Thursday, September 27, 2012

Senator Ira Harris

This massive square granite headstone in an old section of the South Ridge (not too far from the lovely grave of Daniel Campbell) marks the grave of Senator Ira Harris, a man whose family history is closely linked to the Lincoln assassination.

Harris was born in 1802 on a farm near Charleston, Montgomery County.  Educated at Union College, he was admitted to the bar in 1828 and practiced law in Albany.  His active political and civic career included tenures the New York State Assembly, the New York State Constitutional Convention (1846), New York State Senate, and New York State Supreme Court.  He also served as president of Union College and was a founder of Albany Law School.

In 1861, he was elected to the United States Senate to replace William H. Seward after the latter was appointed Secretary of State by President Abraham Lincoln.  Senator Harris would become a friend of the President and a regular visitor to the Lincoln White House (which led to a joke that Lincoln would check under his bed each night to make sure Senator Harris was not there with yet another patronage request).

On the night that Lincoln was assassinated at Ford's Theatre, his guests for the evening were Senator Harris' daughter, Clara, and her fiance, Colonel Henry Rathbone (who was also Senator Harris' stepson).  Rathbone was wounded by Booth's knife during the assassination and his failure to prevent the President's death would haunt Henry for the rest of his life.  In 1883, suffering from declining mental health, Henry stabbed Clara to death and attempted to take his own life (he survived, was declared insane, and died in an asylum in 1911).

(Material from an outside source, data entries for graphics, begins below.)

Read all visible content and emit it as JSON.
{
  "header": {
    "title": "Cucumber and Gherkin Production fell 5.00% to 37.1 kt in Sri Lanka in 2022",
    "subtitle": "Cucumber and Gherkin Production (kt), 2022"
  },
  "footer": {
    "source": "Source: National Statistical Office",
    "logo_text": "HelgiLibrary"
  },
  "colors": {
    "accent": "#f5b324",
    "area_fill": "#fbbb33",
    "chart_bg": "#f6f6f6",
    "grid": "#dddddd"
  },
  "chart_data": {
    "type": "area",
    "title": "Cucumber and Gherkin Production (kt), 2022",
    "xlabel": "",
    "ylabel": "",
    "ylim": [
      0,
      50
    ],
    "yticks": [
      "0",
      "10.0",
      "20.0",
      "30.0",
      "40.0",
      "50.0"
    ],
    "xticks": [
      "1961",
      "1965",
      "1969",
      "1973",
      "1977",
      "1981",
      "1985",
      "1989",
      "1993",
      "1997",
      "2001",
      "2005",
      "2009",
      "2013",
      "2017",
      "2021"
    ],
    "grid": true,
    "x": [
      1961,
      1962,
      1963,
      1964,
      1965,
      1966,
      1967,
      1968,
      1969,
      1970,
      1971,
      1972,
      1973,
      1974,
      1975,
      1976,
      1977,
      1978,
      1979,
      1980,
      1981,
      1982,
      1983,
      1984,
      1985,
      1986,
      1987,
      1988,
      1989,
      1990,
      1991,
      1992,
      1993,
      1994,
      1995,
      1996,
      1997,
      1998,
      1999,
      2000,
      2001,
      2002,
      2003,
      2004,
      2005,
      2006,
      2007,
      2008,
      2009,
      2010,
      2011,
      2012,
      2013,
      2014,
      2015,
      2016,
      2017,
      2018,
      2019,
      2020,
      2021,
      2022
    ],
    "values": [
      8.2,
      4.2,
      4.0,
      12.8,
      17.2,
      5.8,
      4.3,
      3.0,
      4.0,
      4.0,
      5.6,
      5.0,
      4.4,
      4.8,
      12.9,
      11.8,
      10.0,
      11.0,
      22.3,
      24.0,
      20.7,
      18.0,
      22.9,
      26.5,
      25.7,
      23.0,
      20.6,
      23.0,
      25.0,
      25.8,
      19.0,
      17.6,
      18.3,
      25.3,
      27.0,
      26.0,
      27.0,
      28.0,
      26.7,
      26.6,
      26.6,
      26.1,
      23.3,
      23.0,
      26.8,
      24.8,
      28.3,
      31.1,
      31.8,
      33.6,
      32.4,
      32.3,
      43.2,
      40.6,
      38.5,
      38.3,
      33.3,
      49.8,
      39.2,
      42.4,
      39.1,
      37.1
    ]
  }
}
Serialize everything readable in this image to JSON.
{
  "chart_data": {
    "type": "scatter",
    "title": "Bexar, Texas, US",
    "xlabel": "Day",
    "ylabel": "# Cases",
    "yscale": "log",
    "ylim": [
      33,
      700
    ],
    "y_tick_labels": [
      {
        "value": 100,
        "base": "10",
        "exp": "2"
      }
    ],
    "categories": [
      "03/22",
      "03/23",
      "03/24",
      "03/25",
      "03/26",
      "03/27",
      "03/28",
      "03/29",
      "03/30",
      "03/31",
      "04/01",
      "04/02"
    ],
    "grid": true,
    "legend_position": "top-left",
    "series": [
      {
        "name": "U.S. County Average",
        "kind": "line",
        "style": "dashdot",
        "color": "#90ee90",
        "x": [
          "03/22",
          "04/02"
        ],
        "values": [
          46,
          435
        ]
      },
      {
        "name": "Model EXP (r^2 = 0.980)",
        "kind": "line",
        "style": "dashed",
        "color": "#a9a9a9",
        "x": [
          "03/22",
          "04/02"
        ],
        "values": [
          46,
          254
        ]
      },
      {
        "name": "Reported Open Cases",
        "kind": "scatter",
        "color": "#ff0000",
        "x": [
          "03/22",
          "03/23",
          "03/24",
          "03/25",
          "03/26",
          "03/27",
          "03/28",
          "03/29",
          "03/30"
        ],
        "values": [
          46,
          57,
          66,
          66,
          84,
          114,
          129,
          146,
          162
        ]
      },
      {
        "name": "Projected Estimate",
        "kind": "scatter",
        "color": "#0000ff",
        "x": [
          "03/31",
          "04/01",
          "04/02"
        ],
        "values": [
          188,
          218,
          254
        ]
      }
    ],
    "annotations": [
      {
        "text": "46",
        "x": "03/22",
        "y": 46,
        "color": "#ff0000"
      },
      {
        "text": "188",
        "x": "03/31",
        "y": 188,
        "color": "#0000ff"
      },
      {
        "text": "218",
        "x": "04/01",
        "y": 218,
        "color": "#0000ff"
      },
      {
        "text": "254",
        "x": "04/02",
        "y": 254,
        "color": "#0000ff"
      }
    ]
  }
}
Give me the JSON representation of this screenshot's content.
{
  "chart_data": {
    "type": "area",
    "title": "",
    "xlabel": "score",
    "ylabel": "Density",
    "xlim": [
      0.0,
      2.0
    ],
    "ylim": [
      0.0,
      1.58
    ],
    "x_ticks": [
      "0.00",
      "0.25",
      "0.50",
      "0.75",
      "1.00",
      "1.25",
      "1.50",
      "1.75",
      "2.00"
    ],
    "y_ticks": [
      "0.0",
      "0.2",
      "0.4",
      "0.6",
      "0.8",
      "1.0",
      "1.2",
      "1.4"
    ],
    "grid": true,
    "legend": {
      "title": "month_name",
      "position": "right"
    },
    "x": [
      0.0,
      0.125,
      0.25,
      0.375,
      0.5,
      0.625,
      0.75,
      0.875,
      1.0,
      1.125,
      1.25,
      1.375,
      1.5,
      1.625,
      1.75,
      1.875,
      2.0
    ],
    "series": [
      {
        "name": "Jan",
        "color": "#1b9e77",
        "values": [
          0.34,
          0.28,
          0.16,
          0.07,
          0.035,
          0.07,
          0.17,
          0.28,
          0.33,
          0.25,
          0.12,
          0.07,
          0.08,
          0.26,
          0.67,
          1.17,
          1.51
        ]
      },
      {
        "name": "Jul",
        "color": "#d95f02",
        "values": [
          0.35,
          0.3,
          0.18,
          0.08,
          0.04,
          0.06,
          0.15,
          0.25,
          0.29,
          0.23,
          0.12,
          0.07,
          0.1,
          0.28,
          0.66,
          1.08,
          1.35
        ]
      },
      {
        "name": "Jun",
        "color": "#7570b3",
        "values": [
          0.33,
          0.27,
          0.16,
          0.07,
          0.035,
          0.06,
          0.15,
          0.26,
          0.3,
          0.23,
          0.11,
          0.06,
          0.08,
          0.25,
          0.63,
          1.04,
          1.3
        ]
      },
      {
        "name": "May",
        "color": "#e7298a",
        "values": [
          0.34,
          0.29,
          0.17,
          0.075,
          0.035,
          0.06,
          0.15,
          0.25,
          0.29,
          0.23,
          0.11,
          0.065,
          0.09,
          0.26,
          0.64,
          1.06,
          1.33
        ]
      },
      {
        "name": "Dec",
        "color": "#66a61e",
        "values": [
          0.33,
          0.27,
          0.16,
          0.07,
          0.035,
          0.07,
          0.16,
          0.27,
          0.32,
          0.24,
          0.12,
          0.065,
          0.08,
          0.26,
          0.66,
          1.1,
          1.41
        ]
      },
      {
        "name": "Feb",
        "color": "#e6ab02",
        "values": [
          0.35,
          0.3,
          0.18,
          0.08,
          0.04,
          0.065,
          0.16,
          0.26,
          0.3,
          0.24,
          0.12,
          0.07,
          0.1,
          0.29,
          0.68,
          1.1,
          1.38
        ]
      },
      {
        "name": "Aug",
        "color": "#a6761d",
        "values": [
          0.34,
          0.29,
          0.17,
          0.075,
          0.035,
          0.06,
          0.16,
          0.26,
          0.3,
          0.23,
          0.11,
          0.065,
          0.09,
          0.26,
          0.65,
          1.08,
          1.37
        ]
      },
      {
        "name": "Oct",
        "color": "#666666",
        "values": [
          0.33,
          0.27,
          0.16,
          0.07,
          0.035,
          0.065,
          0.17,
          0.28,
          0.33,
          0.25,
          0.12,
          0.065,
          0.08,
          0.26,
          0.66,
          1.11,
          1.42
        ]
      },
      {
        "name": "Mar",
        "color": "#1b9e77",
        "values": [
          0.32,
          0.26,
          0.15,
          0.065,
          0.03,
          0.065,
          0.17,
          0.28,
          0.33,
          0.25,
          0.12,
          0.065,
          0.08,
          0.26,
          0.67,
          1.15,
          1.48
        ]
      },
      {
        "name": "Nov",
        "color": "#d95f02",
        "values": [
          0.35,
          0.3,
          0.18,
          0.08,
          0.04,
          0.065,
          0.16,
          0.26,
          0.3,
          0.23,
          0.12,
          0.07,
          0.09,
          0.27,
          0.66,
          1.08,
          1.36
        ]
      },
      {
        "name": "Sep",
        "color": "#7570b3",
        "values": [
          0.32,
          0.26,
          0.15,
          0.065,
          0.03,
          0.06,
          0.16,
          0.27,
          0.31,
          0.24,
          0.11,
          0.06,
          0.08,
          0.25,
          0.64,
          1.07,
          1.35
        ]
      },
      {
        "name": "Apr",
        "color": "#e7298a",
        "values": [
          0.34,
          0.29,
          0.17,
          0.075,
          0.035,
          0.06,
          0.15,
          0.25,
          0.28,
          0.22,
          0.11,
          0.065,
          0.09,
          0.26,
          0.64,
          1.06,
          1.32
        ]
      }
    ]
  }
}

Senator Ira Harris' summer home just off modern-day Route 9 in Loudonville still stands.  Located just minutes from the South Gate of the Albany Rural Cemetery, the old Loudon Cottage (which is privately owned) is said to be haunted by Lincoln.  Clara's evening gown, stained with Lincoln's blood, was reportedly sealed in a closet there and the slain President's ghost has been seen there by a number of people, beginning with Clara who is said to have seen the apparition on the first anniversary of the assassination.

Senator Ira Harris died on December 2, 1873 after an illness described in contemporary accounts as "paralysis."  He was buried in his family's lot at the Rural Cemetery.  The back of the monument lists other member of the Harris family interred there.

Ira Harris was also a part of the Rural Cemetery's history; he was a founding member of the Albany Cemetery Association and served as a Trustee of the Cemetery from its incorporation until his death.  It was Harris who, after receiving a letter from the General's granddaughter, presented the resolution to have Phillip Schuyler's remains transferred from an obscure grave in the Van Rensselaer family lot to a new lot marked with a fine column more in keeping with Schuyler's legacy as a key figure in the region's Revolutionary-era history.

Sunday, September 16, 2012

Squire Whipple

This modest headstone of black granite on the South Ridge near the graves of Herman Melville's parents and the brownstone sarcophagus of Cortlandt Van Rensselaer marks the grave of Squire Whipple, a civil engineer known as "the father of iron bridge building"

Born in Massachusetts and educated at Union College in nearby Schenectady, Whipple is best remembered locally for the bowstring truss bridge preserved in the Normanskill Hollow between Albany and Delmar. 

Squire Whipple on Wikipedia

Monday, September 10, 2012

Captain Townsend's Anchor


The Townsend family plot is a large fenced lot alongside the Moordanaers Kill on a low path between the Cemetery's Middle and South Ridges.  Located just across from the De Peyster Douw hillside crypt, it contains a number of noteworthy graves, but the most distinctive monument here is undoubtedly the massive granite anchor marking the resting place of Captain Robert Townsend.

A member of a prominent Albany family which included mayors, generals, and businessmen, Captain Townsend served in the U.S. Navy during the Mexican War (commanding the Porpoise) and the Civil War (commanding the Miami and Essex).  At the age of forty-six, he died of heatstroke in China while in command of the Wachusett

 A set of historic artifacts which once belonged to Captain Robert Townsend was recently the subject of a Times Union article

The photo below shows Townsend lot as it appeared in the late 1800s.  An early history of the Cemetery describes the anchor tomb as "at once elegant, modest, and substantial." 


Anchors appears on a number of other monuments in the Cemetery (such as the John Bogart marble), either as a symbol of steadfast faith or an emblem of a maritime career.